Why Branding Still Matters in an Agent World
The brand work we did at Wild Earth was real. We were selling through Instagram and Facebook, and on those channels emotional resonance isn’t a nice-to-have, it’s the mechanism. The photography, the dog stories, the community, the tone of voice. People were scrolling and we had about two seconds to make them feel something. It worked. Brand investment drove revenue in a way that was measurable and direct.
So when I say I’m not sure how much of that experience applies anymore, I’m not saying brand doesn’t matter. I’m saying brand has always been channel-specific, and we’re watching a new channel emerge that nobody really knows how to build for yet.
The channel is AI agents doing the buying.
How significant that channel becomes is still an open question. Right now it’s small. But the infrastructure is arriving fast: shopping agents, autonomous checkout experiments, AI assistants with standing purchase policies. The brands that figure out what good brand means in that context early will have an advantage that’s hard to replicate later.
The brand assets that work on social don’t obviously transfer. An agent doesn’t respond to photography or storytelling. It reads structured data, parses reviews for specific signals, checks whether your product information is complete and verifiable.
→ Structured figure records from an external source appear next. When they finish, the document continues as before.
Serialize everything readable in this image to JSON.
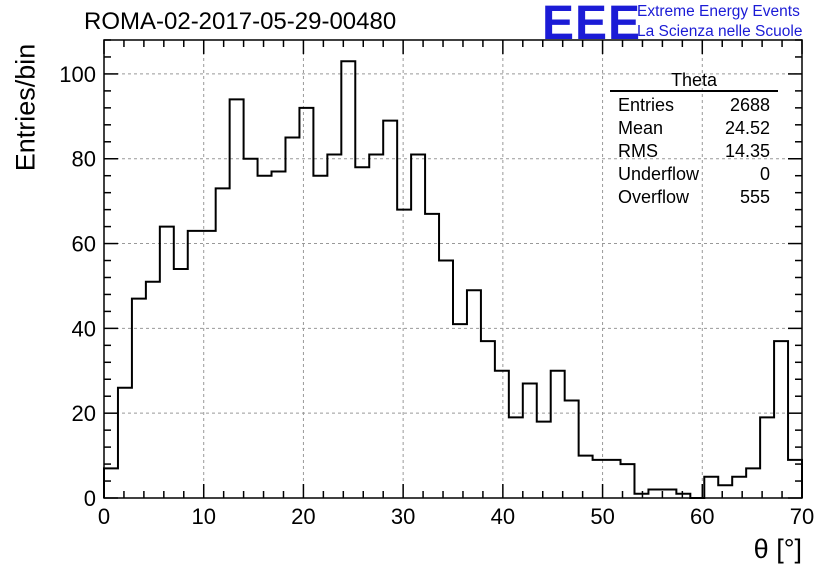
{
  "header": {
    "run_title": "ROMA-02-2017-05-29-00480",
    "logo_mark": "EEE",
    "logo_line1": "Extreme Energy Events",
    "logo_line2": "La Scienza nelle Scuole",
    "logo_color": "#1b1bd6"
  },
  "stats_box": {
    "title": "Theta",
    "rows": [
      {
        "label": "Entries",
        "value": "2688"
      },
      {
        "label": "Mean",
        "value": "24.52"
      },
      {
        "label": "RMS",
        "value": "14.35"
      },
      {
        "label": "Underflow",
        "value": "0"
      },
      {
        "label": "Overflow",
        "value": "555"
      }
    ]
  },
  "chart_data": {
    "type": "histogram",
    "title": "ROMA-02-2017-05-29-00480",
    "xlabel": "θ [°]",
    "ylabel": "Entries/bin",
    "xlim": [
      0,
      70
    ],
    "ylim": [
      0,
      108
    ],
    "bin_width": 1.4,
    "grid": true,
    "x_ticks": [
      0,
      10,
      20,
      30,
      40,
      50,
      60,
      70
    ],
    "y_ticks": [
      0,
      20,
      40,
      60,
      80,
      100
    ],
    "bin_edges_start": 0,
    "values": [
      7,
      26,
      47,
      51,
      64,
      54,
      63,
      63,
      73,
      94,
      80,
      76,
      77,
      85,
      92,
      76,
      81,
      103,
      78,
      81,
      89,
      68,
      81,
      67,
      56,
      41,
      49,
      37,
      30,
      19,
      27,
      18,
      30,
      23,
      10,
      9,
      9,
      8,
      1,
      2,
      2,
      1,
      0,
      5,
      3,
      5,
      7,
      19,
      37,
      9
    ]
  }
}
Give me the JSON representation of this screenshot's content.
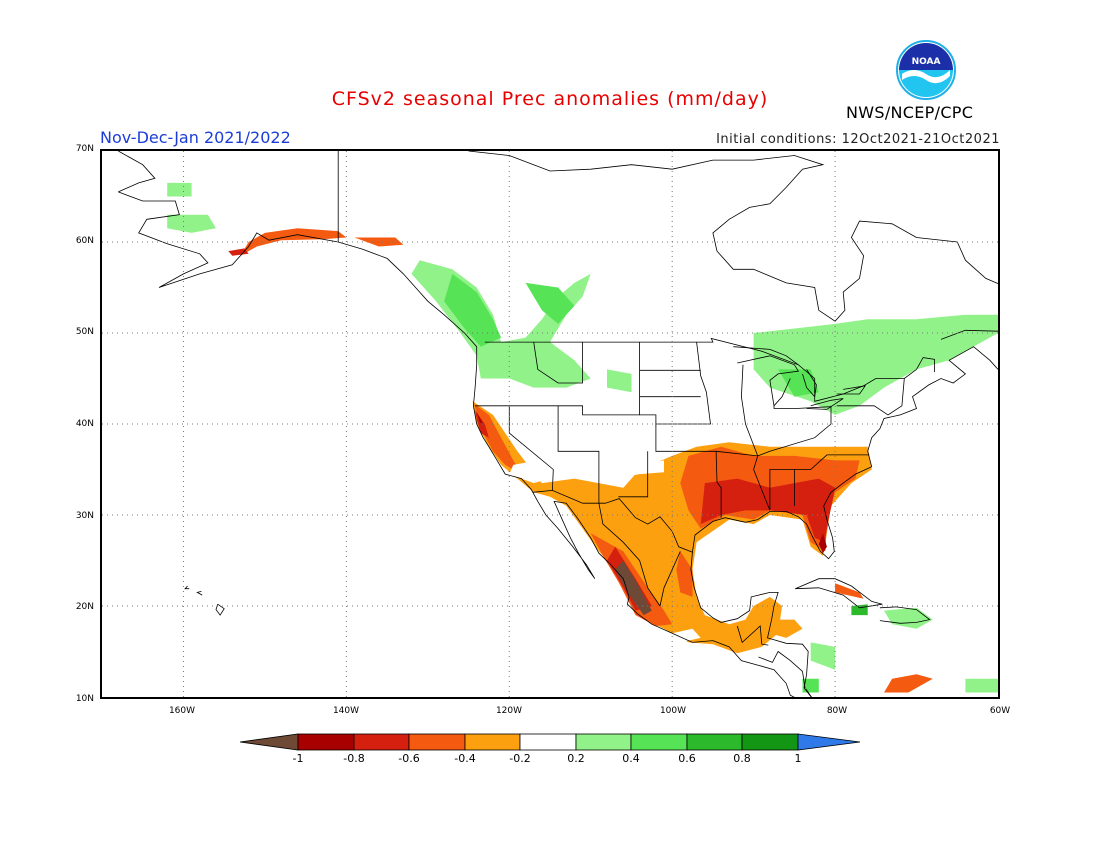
{
  "title": "CFSv2 seasonal Prec anomalies (mm/day)",
  "period": "Nov-Dec-Jan 2021/2022",
  "initial_conditions": "Initial conditions: 12Oct2021-21Oct2021",
  "agency": "NWS/NCEP/CPC",
  "logo_text": "NOAA",
  "map": {
    "lon_range": [
      -170,
      -60
    ],
    "lat_range": [
      10,
      70
    ],
    "lat_ticks": [
      "10N",
      "20N",
      "30N",
      "40N",
      "50N",
      "60N",
      "70N"
    ],
    "lon_ticks": [
      "160W",
      "140W",
      "120W",
      "100W",
      "80W",
      "60W"
    ],
    "grid": "dotted"
  },
  "colorbar": {
    "labels": [
      "-1",
      "-0.8",
      "-0.6",
      "-0.4",
      "-0.2",
      "0.2",
      "0.4",
      "0.6",
      "0.8",
      "1"
    ],
    "colors": {
      "lt_-1": "#6e4a36",
      "-1_-0.8": "#a80000",
      "-0.8_-0.6": "#d52010",
      "-0.6_-0.4": "#f45a10",
      "-0.4_-0.2": "#fca010",
      "-0.2_0.2": "#ffffff",
      "0.2_0.4": "#92f28a",
      "0.4_0.6": "#56e456",
      "0.6_0.8": "#2cba2c",
      "0.8_1": "#139613",
      "gt_1": "#2f7ae8"
    }
  }
}
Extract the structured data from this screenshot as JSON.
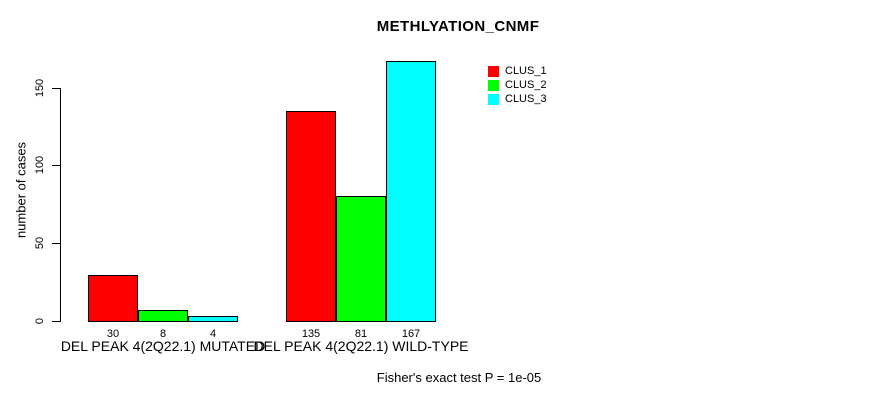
{
  "title": "METHLYATION_CNMF",
  "caption": "Fisher's exact test P = 1e-05",
  "colors": {
    "background": "#ffffff",
    "axis": "#000000",
    "bar_border": "#000000",
    "clus_1": "#ff0000",
    "clus_2": "#00ff00",
    "clus_3": "#00ffff"
  },
  "chart_data": {
    "type": "bar",
    "title": "METHLYATION_CNMF",
    "xlabel": "",
    "ylabel": "number of cases",
    "yticks": [
      0,
      50,
      100,
      150
    ],
    "ylim": [
      0,
      170
    ],
    "grid": false,
    "legend_position": "top-right",
    "categories": [
      "DEL PEAK 4(2Q22.1) MUTATED",
      "DEL PEAK 4(2Q22.1) WILD-TYPE"
    ],
    "series": [
      {
        "name": "CLUS_1",
        "color": "#ff0000",
        "values": [
          30,
          135
        ]
      },
      {
        "name": "CLUS_2",
        "color": "#00ff00",
        "values": [
          8,
          81
        ]
      },
      {
        "name": "CLUS_3",
        "color": "#00ffff",
        "values": [
          4,
          167
        ]
      }
    ],
    "bar_value_labels": [
      [
        "30",
        "8",
        "4"
      ],
      [
        "135",
        "81",
        "167"
      ]
    ],
    "annotation": "Fisher's exact test P = 1e-05"
  }
}
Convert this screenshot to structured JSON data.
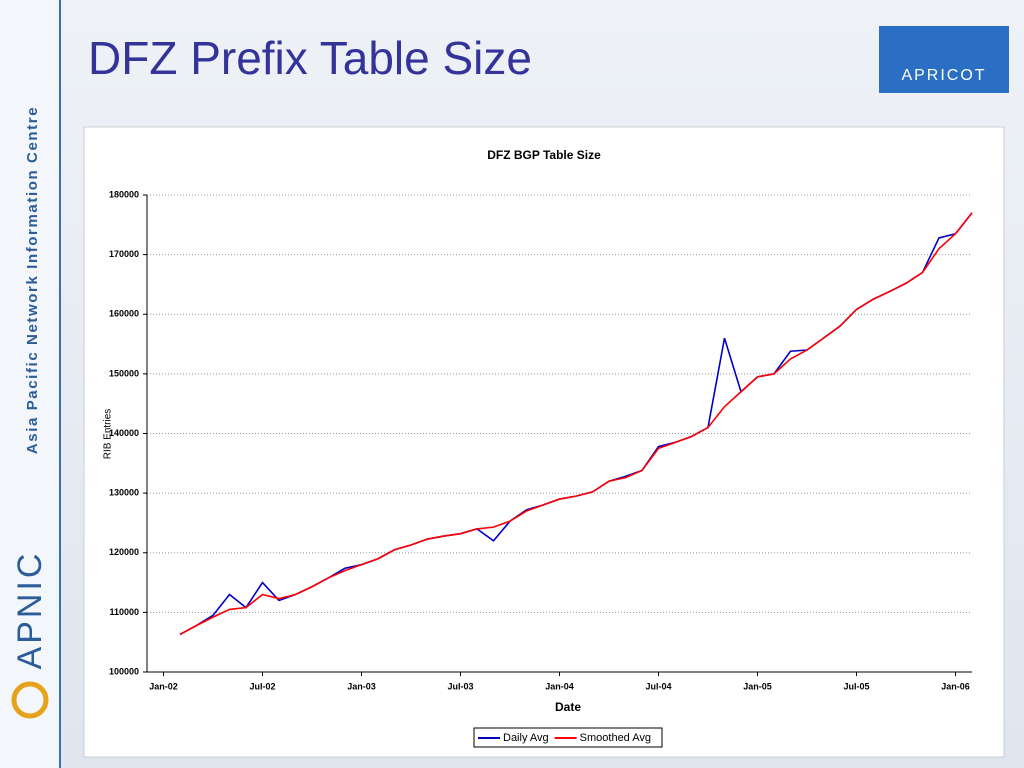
{
  "slide": {
    "title": "DFZ Prefix Table Size",
    "sidebar": "Asia Pacific Network Information Centre",
    "brand": "APNIC",
    "logo": "APRICOT"
  },
  "chart_data": {
    "type": "line",
    "title": "DFZ BGP Table Size",
    "xlabel": "Date",
    "ylabel": "RIB Entries",
    "x": [
      "2002-02",
      "2002-03",
      "2002-04",
      "2002-05",
      "2002-06",
      "2002-07",
      "2002-08",
      "2002-09",
      "2002-10",
      "2002-11",
      "2002-12",
      "2003-01",
      "2003-02",
      "2003-03",
      "2003-04",
      "2003-05",
      "2003-06",
      "2003-07",
      "2003-08",
      "2003-09",
      "2003-10",
      "2003-11",
      "2003-12",
      "2004-01",
      "2004-02",
      "2004-03",
      "2004-04",
      "2004-05",
      "2004-06",
      "2004-07",
      "2004-08",
      "2004-09",
      "2004-10",
      "2004-11",
      "2004-12",
      "2005-01",
      "2005-02",
      "2005-03",
      "2005-04",
      "2005-05",
      "2005-06",
      "2005-07",
      "2005-08",
      "2005-09",
      "2005-10",
      "2005-11",
      "2005-12",
      "2006-01",
      "2006-02"
    ],
    "series": [
      {
        "name": "Daily Avg",
        "color": "#0000cc",
        "values": [
          106300,
          107800,
          109500,
          113000,
          110800,
          115000,
          112000,
          113000,
          114300,
          115800,
          117400,
          118000,
          119000,
          120500,
          121300,
          122300,
          122800,
          123200,
          124000,
          122000,
          125300,
          127200,
          128000,
          129000,
          129500,
          130200,
          132000,
          132800,
          133800,
          137800,
          138500,
          139500,
          141000,
          156000,
          147000,
          149500,
          150000,
          153800,
          154000,
          156000,
          158000,
          160800,
          162500,
          163800,
          165200,
          167000,
          172800,
          173500,
          177000
        ]
      },
      {
        "name": "Smoothed Avg",
        "color": "#ff0000",
        "values": [
          106300,
          107800,
          109200,
          110500,
          110800,
          113000,
          112300,
          113000,
          114300,
          115800,
          117000,
          118000,
          119000,
          120500,
          121300,
          122300,
          122800,
          123200,
          124000,
          124300,
          125300,
          127000,
          128000,
          129000,
          129500,
          130200,
          132000,
          132600,
          133800,
          137500,
          138500,
          139500,
          141000,
          144500,
          147000,
          149500,
          150000,
          152500,
          154000,
          156000,
          158000,
          160800,
          162500,
          163800,
          165200,
          167000,
          171000,
          173500,
          177000
        ]
      }
    ],
    "xlim": [
      "2001-12",
      "2006-02"
    ],
    "xticks": [
      {
        "value": "2002-01",
        "label": "Jan-02"
      },
      {
        "value": "2002-07",
        "label": "Jul-02"
      },
      {
        "value": "2003-01",
        "label": "Jan-03"
      },
      {
        "value": "2003-07",
        "label": "Jul-03"
      },
      {
        "value": "2004-01",
        "label": "Jan-04"
      },
      {
        "value": "2004-07",
        "label": "Jul-04"
      },
      {
        "value": "2005-01",
        "label": "Jan-05"
      },
      {
        "value": "2005-07",
        "label": "Jul-05"
      },
      {
        "value": "2006-01",
        "label": "Jan-06"
      }
    ],
    "ylim": [
      100000,
      180000
    ],
    "yticks": [
      100000,
      110000,
      120000,
      130000,
      140000,
      150000,
      160000,
      170000,
      180000
    ],
    "grid": true,
    "legend": "bottom"
  }
}
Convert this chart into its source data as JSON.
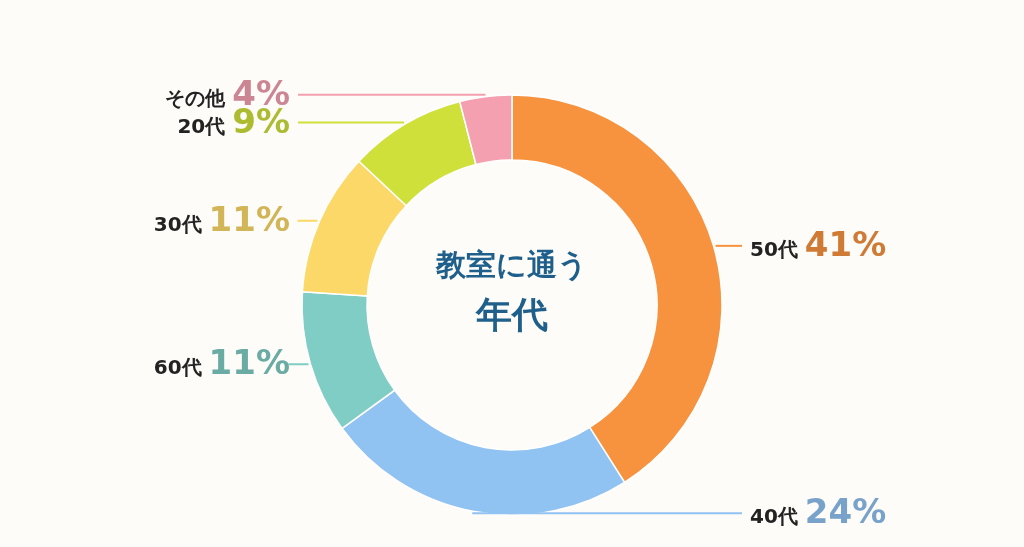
{
  "chart_data": {
    "type": "donut",
    "title": "教室に通う年代",
    "categories": [
      "50代",
      "40代",
      "60代",
      "30代",
      "20代",
      "その他"
    ],
    "values": [
      41,
      24,
      11,
      11,
      9,
      4
    ],
    "value_labels": [
      "41%",
      "24%",
      "11%",
      "11%",
      "9%",
      "4%"
    ],
    "colors": [
      "#f7923f",
      "#90c2f2",
      "#7fcdc4",
      "#fbd867",
      "#cfe03a",
      "#f4a0b0"
    ]
  }
}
The emotional layer that drives conversion on Instagram is invisible to it.
My hypothesis is that brand in an agent world runs on different inputs: schema.org markup, llms.txt, spec-forward copy, explicit AI crawler permissions. Legibility and credibility rather than feeling and aspiration. Not a replacement for the human brand, but an additional layer underneath it, one that determines whether you’re accessible to this new buyer type at all.
I’m testing this with True Norma, a home wellness brand I’m building with agent-native infrastructure from day one. In twelve months I’ll have data. Right now it’s a hypothesis.
Brand still matters a lot. But which parts of it matter depends on the channel. Fifteen years of DTC brand-building has made a lot of us very good at building for human buyers on social platforms. The agent channel is new enough that nobody has that expertise yet. That gap is either a risk or an opening, depending on when you start paying attention.